You are required to prepare the following accounts for year ending 31 March 2007:

a. Motor vehicle account

b. Accumulated Depreciation account
c. Balance Sheet extract as at 31 March 2007 (10 marks)

Question 7

Syarikat Naditech has two types of fixed assets, being motor vehicles and furniture and
fittings.
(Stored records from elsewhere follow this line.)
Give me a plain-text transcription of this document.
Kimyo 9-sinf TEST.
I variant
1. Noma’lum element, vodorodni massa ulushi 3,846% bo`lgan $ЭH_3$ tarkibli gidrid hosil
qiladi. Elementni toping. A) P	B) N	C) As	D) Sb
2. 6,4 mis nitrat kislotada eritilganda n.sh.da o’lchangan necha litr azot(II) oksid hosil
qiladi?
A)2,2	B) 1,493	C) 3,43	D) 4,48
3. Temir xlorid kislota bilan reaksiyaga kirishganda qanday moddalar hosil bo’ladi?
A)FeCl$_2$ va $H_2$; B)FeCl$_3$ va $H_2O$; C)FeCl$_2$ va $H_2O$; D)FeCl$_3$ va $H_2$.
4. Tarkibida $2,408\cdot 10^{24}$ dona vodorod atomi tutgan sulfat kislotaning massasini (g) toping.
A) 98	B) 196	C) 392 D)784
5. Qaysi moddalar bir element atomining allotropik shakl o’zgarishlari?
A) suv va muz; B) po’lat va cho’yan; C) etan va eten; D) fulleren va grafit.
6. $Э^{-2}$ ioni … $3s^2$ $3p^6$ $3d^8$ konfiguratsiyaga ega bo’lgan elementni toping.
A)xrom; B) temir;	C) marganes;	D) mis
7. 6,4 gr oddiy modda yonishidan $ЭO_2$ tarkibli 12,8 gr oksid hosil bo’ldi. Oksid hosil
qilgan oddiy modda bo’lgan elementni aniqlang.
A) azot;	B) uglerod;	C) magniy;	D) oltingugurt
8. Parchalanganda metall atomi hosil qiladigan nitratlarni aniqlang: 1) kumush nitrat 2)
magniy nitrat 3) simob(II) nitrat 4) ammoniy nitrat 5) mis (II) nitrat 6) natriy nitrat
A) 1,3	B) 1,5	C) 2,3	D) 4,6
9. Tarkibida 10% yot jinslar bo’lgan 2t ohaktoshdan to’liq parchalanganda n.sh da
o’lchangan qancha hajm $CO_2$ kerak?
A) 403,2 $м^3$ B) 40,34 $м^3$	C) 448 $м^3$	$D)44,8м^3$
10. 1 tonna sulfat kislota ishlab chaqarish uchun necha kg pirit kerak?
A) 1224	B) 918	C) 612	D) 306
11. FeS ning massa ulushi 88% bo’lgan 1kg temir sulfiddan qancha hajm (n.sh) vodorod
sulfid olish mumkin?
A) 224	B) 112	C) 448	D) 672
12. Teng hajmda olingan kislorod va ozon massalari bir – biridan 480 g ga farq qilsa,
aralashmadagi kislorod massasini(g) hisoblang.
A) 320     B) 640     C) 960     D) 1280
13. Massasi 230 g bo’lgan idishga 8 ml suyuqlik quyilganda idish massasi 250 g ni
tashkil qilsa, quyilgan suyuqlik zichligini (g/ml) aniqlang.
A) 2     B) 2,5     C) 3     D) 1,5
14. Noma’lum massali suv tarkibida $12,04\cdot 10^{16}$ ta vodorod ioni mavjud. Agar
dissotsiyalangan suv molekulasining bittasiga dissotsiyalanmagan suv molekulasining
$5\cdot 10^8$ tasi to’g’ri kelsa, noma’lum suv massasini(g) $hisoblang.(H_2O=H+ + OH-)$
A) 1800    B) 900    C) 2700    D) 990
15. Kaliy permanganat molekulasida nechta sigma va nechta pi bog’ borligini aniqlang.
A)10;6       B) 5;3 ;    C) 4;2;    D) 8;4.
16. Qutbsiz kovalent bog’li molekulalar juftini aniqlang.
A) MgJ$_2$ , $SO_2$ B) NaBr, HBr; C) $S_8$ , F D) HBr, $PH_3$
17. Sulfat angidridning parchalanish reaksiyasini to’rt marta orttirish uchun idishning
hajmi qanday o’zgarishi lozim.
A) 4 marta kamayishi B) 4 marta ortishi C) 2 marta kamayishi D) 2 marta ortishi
Depreciation on motor vehicles is provided at 20% on cost based on assets in
existence at the end of the year and the depreciation on furniture and fittings is
provided at 10% on book value on a month to month basis commencing from the date
of purchase.

The following is an extract of balance sheet of Syarikat Naditech Sdn Bhd as at 31

December 2006.

Accumulated Net Book

Fixed Asset Cost Depreciation Value

Motor Vehicles 99,000 40,000 59,000

Furniture and Fittings 50,000 20,000 30,000

During the year ending 31 December 2007, Syarikat Naditech purchased the following
assets and paid by cheques.

Date Assets Amount

1 July 2007 Motor Vehicle RM40,700 (including road tax
31 October 2007 Furniture & Fittings RM4,000 (excluding delivery cost to
business office RM2,000)
12 January 2008 Motor Vehicle RM60,000 (including installation
cost of air-conditioning RM1,500)

a. Prepare the following for the year ended 31 December 2007

i. Fixed Assets Accounts
ii. Provision for Depreciation Accounts
iii. Balance Sheet Extract
Note: Show separate accounts for each type of assets.